Александр тонко улыбнулся.

– Поживем-увидим. В любом случае, сестре полезно знать, за кого она вышла замуж.

– Делай, как хочешь, – сказал Раевский и махнул рукой. – Но Маша и Николино должны оставаться здесь, в Болтышке. Для этого, я, собственно, и поручил тебе все дело.

– И я его окончу наилучшим способом, – Александр кратко поклонился отцу и вышел за дверь.

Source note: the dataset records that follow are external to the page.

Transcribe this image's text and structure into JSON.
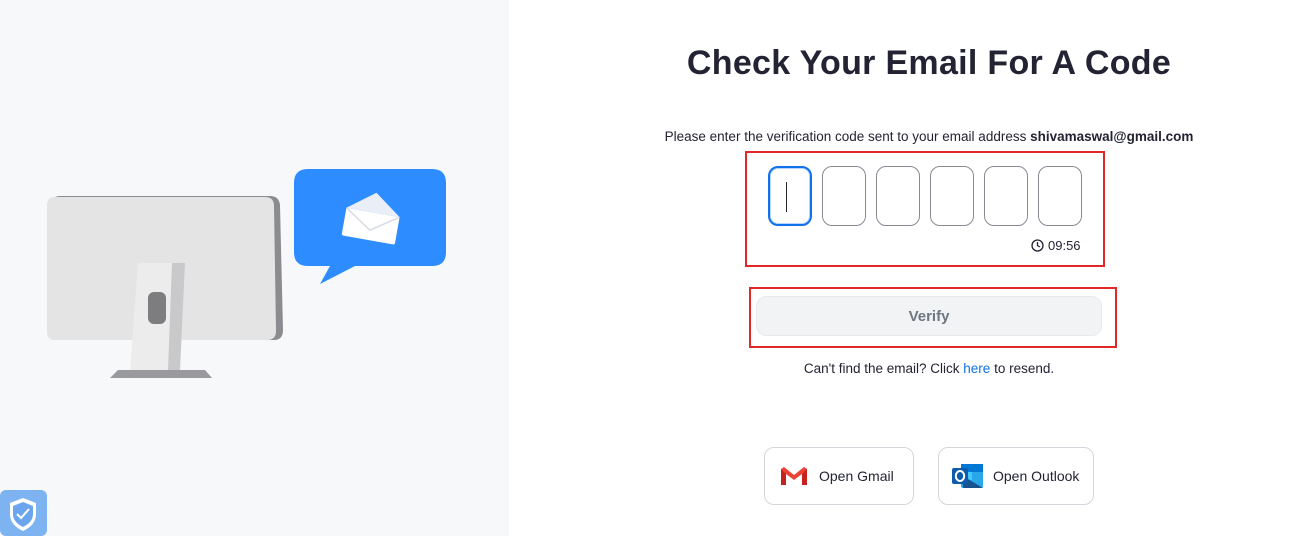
{
  "page": {
    "title": "Check Your Email For A Code",
    "subtitle_prefix": "Please enter the verification code sent to your email address",
    "email": "shivamaswal@gmail.com"
  },
  "code": {
    "digits": [
      "",
      "",
      "",
      "",
      "",
      ""
    ],
    "timer": "09:56"
  },
  "actions": {
    "verify_label": "Verify",
    "resend_prefix": "Can't find the email? Click",
    "resend_link": "here",
    "resend_suffix": "to resend.",
    "open_gmail_label": "Open Gmail",
    "open_outlook_label": "Open Outlook"
  },
  "icons": {
    "timer": "clock-icon",
    "gmail": "gmail-icon",
    "outlook": "outlook-icon",
    "shield": "shield-check-icon",
    "illustration": "monitor-envelope-illustration"
  },
  "colors": {
    "accent": "#0e72ed",
    "highlight": "#e02828",
    "chat_bubble": "#2d8cff",
    "left_panel_bg": "#f7f8fa"
  }
}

…Оставшись один, Раевский горько вздохнул и погасил трубку – курить не хотелось, табак не приносил облегчения и расслабленности, как раньше, а лишь действовал на нервы, затуманивал сердце и разум. От генерала не укрылось, с каким презрением его старший сын смотрит на него. Не укрылся и страх в глазах третьей дочери, милой Маши, которая всегда его обожала. Во что он превращается? Кем он становится для своих детей, прежде обожающих его, каждый по-своему, исходя из собственного нрава? В чудовище, тирана, – он-то, не тронувший ни одного из них пальцем, даже не грозивший розгами? В развалину, в беззубого дряхлеющего льва, обузу для собственных наследников? Может быть, и впрямь – время его подходит в пятьдесят четыре года, нынче, когда он опозорил себя и детей, предал свою плоть и кровь – из пустого тщеславия, которое называл разумным расчетом? И ведь ни Саше, ни Никки, ни остальным ничего не достанется, все погрязло в паутине долгов, и потомки его проклянут… Но лучше о том пока не думать, иначе захочется лезть на стену. Но как о том забыть? Генерал обмакнул перо в чернильницу, взял из стопки желтоватый лист бумаги и начал письмо к старшей дочери, в котором уведомлял о своем намерении поехать в Петербург, «просить, умолять и требовать».

***

Мари сидела в саду, глядя на закат, неспешно гаснущий вдали, над крышами домов, под завесью печных труб. Тепло мартовского дня уходило вслед за солнцем, становилось зябко, и она чувствовала, что было опрометчиво накидывать на себя один салоп, без шали – так и простыть немудрено, и опять заболеть, и опять начать все сначала. Хотя, к слову, она не продвинулась ни на йоту. Теперь княгине было ясно, что брат задерживал письма, уничтожал их с согласия отца. Возможно, Серж ей тоже писал и переживал из-за отсутствия ответа, что в его положении должно ощущаться особенно тяжело… «Я разделяю заключение мужа», – подумала девушка и невесело усмехнулась. – «Он сидит в крепости, я сижу в деревне. Может быть, мне более комфортно, но свободы у меня ничуть не больше, чем у него. И потом… Он все-таки виноват. А я виновата лишь в том, что подчинилась родительской воле. А ведь если бы я тогда сказала «нет», то ничего бы этого не было. А еще лучше – если бы я умерла…». Мари зацепилась за эту мысль. В отрочестве, обижаясь на выговоры матери или гувернантки, отправляемая в чулан «подумать над своим поведением», Мари представляла себя лежащей в гробу, со скрещенными руками, венчиком на лбу, и непременно белом подвенечном платье – так хоронили юных девушек, не познавших счастья супружества, и так могли похоронить ее сестру Хэлен, если бы она не оправлялась от своих бесчисленных простуд и обострений чахотки раз за разом. Ну а если судьба переменится, и она внезапно умрет? Как же все будут плакать… Но нет. Мари не умерла даже в этих ужасных родах. Даже после этой горячки. И очень жаль, потому что это бы для всех все упростило. Прежде всего, для нее самой… Сын? У него есть родня, они вырастят его, ведь он родился не для нее, а для них, назван не так, как она того хотела, а как решила maman («Конечно, он будет Николаем, ведь это твой отец помог ему появиться на свет», «Это родовое имя Репниных и Волконских, твоя свекровь будет довольна»). Поэтому нынче Мари стоически терпела холод, чувствовала, как сырость подтаявшего за день, раскисшего под ногами снега проникает сквозь тонкие подошвы ее ботинок. Ничего страшного, так будет лучше для всех.